A unified approach to strict upper and lower bounds of quantities in linear elasticity based on constitutive relation error estimation

•A unified representation of various quantities is presented in this paper.•Even pointwise quantities are shown to fit well with the unified representation.•Dual error estimation is conducted based on the unified representation.•Two bounding approaches are revisited and optimized for the goal-oriented error estimation.•Strict upper and lower bounds of displacement integrals, stress integrals and pointwise quantities are acquired by the present unified approach.

This paper presents a unified approach to acquiring strict upper and lower bounds of various quantities in linear elasticity.
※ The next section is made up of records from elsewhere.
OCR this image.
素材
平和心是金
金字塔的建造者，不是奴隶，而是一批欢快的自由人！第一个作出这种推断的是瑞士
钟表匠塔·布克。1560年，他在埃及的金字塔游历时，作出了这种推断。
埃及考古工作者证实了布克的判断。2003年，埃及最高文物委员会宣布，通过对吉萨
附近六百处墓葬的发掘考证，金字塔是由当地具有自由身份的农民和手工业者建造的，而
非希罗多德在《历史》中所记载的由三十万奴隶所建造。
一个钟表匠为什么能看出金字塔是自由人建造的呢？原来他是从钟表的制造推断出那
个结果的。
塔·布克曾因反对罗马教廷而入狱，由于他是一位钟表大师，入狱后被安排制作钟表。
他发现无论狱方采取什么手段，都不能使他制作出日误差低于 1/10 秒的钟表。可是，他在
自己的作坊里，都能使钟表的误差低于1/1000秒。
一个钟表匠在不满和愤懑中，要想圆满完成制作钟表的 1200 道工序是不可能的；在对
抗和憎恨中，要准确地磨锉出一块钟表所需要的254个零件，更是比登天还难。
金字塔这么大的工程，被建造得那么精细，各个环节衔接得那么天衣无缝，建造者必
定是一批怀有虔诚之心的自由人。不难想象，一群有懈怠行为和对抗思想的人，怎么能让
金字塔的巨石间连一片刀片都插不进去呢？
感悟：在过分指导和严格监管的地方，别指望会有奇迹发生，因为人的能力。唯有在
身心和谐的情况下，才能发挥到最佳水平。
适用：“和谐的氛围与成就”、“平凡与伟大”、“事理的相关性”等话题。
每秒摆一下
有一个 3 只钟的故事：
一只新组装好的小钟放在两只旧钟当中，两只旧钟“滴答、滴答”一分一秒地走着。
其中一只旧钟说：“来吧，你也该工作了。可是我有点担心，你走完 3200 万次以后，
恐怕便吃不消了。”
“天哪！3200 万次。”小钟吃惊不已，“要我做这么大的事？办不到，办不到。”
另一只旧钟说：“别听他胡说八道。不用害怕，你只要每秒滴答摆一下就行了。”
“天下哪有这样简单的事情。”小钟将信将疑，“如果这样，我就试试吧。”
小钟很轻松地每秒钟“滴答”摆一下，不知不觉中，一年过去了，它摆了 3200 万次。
The key ingredient lies in a unified representation of linear quantities including displacement integrals, stress integrals and even pointwise quantities. With the unified representation, dual error analysis can be performed easily which results in a unified approximation and thereby a unified error representation via the primal–dual equivalence theorem. Then, the constitutive relation error (CRE) estimation featured with the ability to provide strict upper bound of global energy norm error is utilized and strict upper and lower bounds of the quantities are obtainable thereafter. Moreover, two extant bounding approaches to goal-oriented error estimation are analyzed and optimized, and as a result, optimal approximation and bounds are obtained. Numerical examples are studied to validate the proposed unified approach.